The majority of studies that have characterized microbiomes in food production or processing facilities have studied their association with food quality (14) or sanitation (15). However, there is still a significant gap in understanding of microbial ecologies associated with the presence and persistence of foodborne pathogens in the food processing environment. Furthermore, we know little about factors that differentiate microbial ecologies of contaminated facilities from those that are considered pathogen-free or “healthy.” My lab is studying associations of built food processing environment microbiota and the occurrence of foodborne pathogens. Our goal is to leverage this knowledge to develop microbiome-based pathogen control strategies that may be implemented in the food industry. Our study models include produce processing facilities where Listeria monocytogenes represents a high level of food safety concern. L. monocytogenes can adapt to harsh conditions encountered in food processing environments and persist in such environments over long periods. L. monocytogenes is widespread in natural environments and is commonly introduced into produce processing facilities with raw produce.

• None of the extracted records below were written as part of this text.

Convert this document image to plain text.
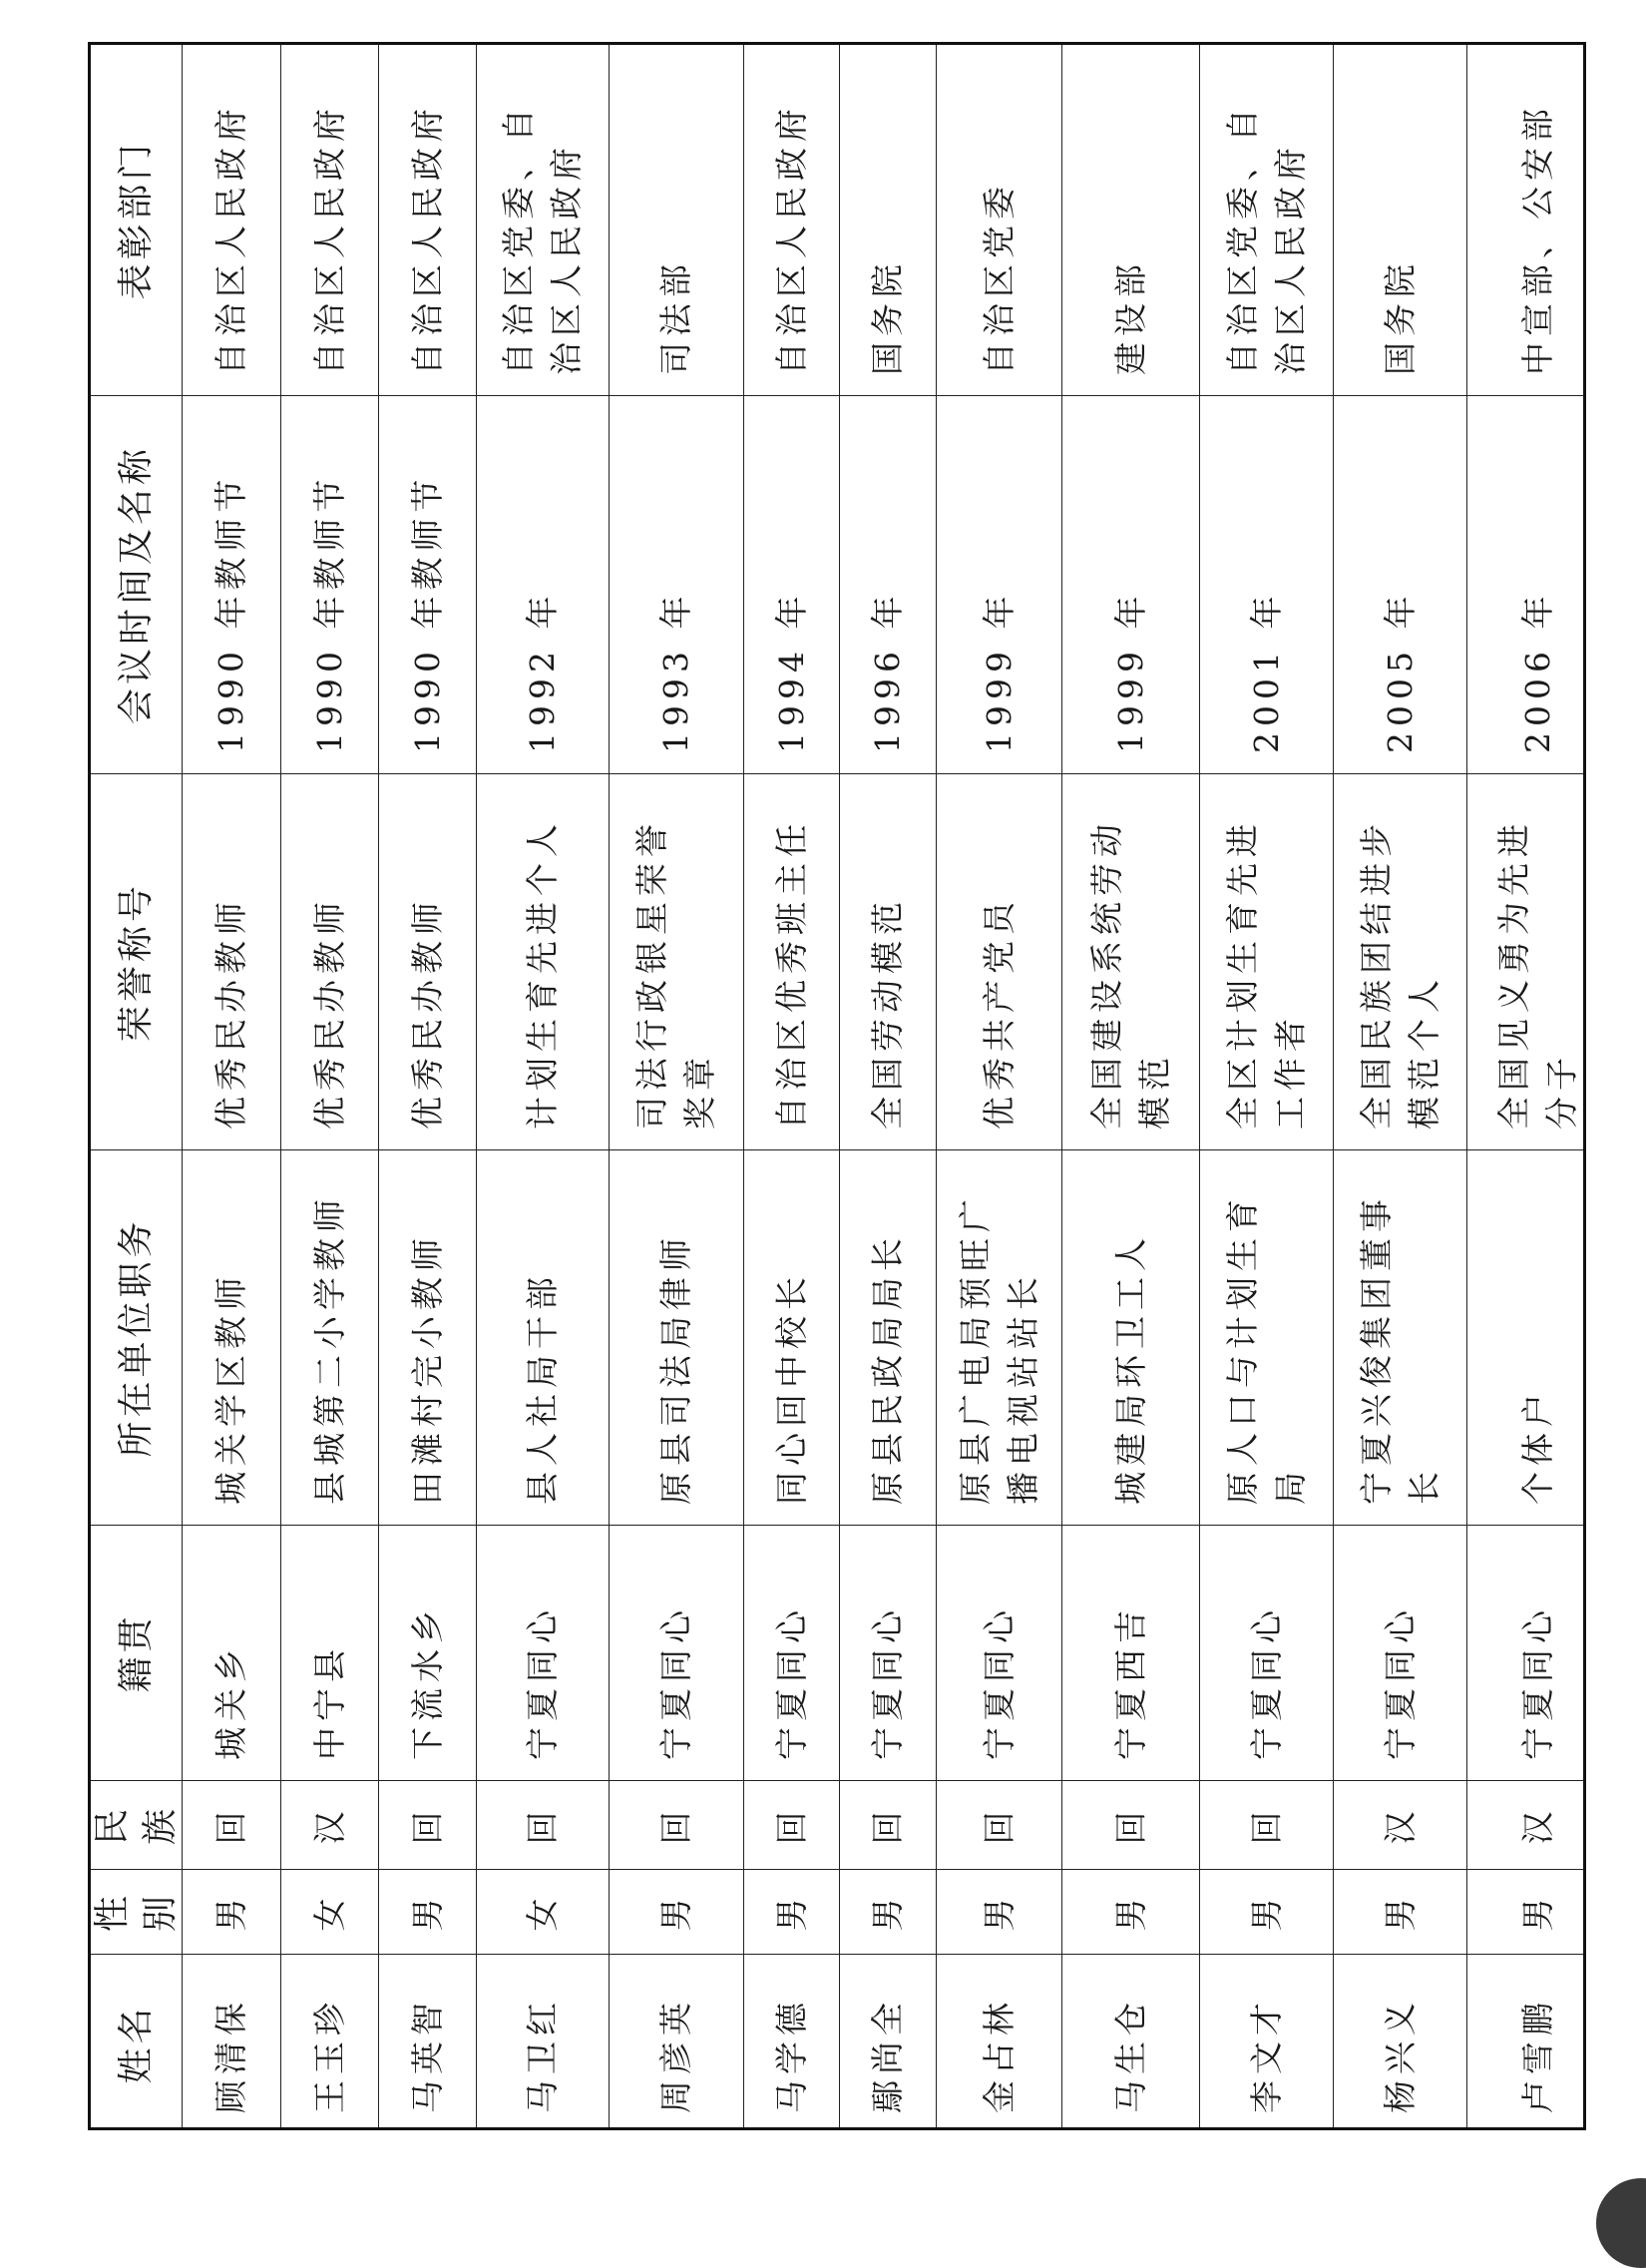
姓名
性别
民族
籍贯
所在单位职务
荣誉称号
会议时间及名称
表彰部门
顾清保
男
回
城关乡
城关学区教师
优秀民办教师
1990 年教师节
自治区人民政府
王玉珍
女
汉
中宁县
县城第二小学教师
优秀民办教师
1990 年教师节
自治区人民政府
马英智
男
回
下流水乡
田滩村完小教师
优秀民办教师
1990 年教师节
自治区人民政府
马卫红
女
回
宁夏同心
县人社局干部
计划生育先进个人
1992 年
自治区党委、自治区人民政府
周彦英
男
回
宁夏同心
原县司法局律师
司法行政银星荣誉奖章
1993 年
司法部
马学德
男
回
宁夏同心
同心回中校长
自治区优秀班主任
1994 年
自治区人民政府
鄢尚全
男
回
宁夏同心
原县民政局局长
全国劳动模范
1996 年
国务院
金占林
男
回
宁夏同心
原县广电局预旺广播电视站站长
优秀共产党员
1999 年
自治区党委
马生仓
男
回
宁夏西吉
城建局环卫工人
全国建设系统劳动模范
1999 年
建设部
李文才
男
回
宁夏同心
原人口与计划生育局
全区计划生育先进工作者
2001 年
自治区党委、自治区人民政府
杨兴义
男
汉
宁夏同心
宁夏兴俊集团董事长
全国民族团结进步模范个人
2005 年
国务院
卢雪鹏
男
汉
宁夏同心
个体户
全国见义勇为先进分子
2006 年
中宣部、公安部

Reduction of L. monocytogenes levels and its elimination from food processing environments are therefore critical in preventing its transmission to food.

Despite considerable efforts, control of L. monocytogenes has proven to be a challenging task, particularly in food processing facilities with suboptimal sanitary design of food processing equipment and also in the surrounding built environment, which can create niches suitable for environmental biofilm growth (16). Pathogens enclosed in a microbiome biofilm matrix that acts as a biophysical barrier protective against cleaners and sanitizers are more likely to persist in the environment (16). In cases of biofilm-supported pathogen persistence, chemical interventions frequently fail. Hence, enhancement of chemical cleaning and sanitation with biological pathogen control interventions using beneficial microorganisms (i.e., biocontrol strains) that improve the microbiological safety of the food processing environment may be a more effective alternative. Ideally, the biocontrol strains would be isolated from a similar food processing environment to be able to adapt and persist after introduction in new food processing environments. Biocontrol interventions have been successfully tested in meat processing facilities (14) but are yet to be evaluated in fresh produce processing environments, which would also need to take potential effects on produce quality into consideration. The advantages of biocontrol microorganisms include their ability to access difficult-to-clean niches in the food processing facility and to naturally compete with pathogens for available nutrients or inhibit their growth through the production of secondary metabolites.

The industry is becoming interested in advanced sanitation approaches based on understanding of microbial ecologies in the built food processing environments. Establishment of the Alliance for Advanced Sanitation, which connects industry with academia, is an important step toward formation of collaborations between academia and industry to tackle some of these issues. While there are many potential benefits to using biocontrol strains in food processing environments (especially those that are difficult to clean), they should complement rather than replace chemical and physical cleaning and sanitation practices to ensure that hygienic conditions are maintained in the food processing environment.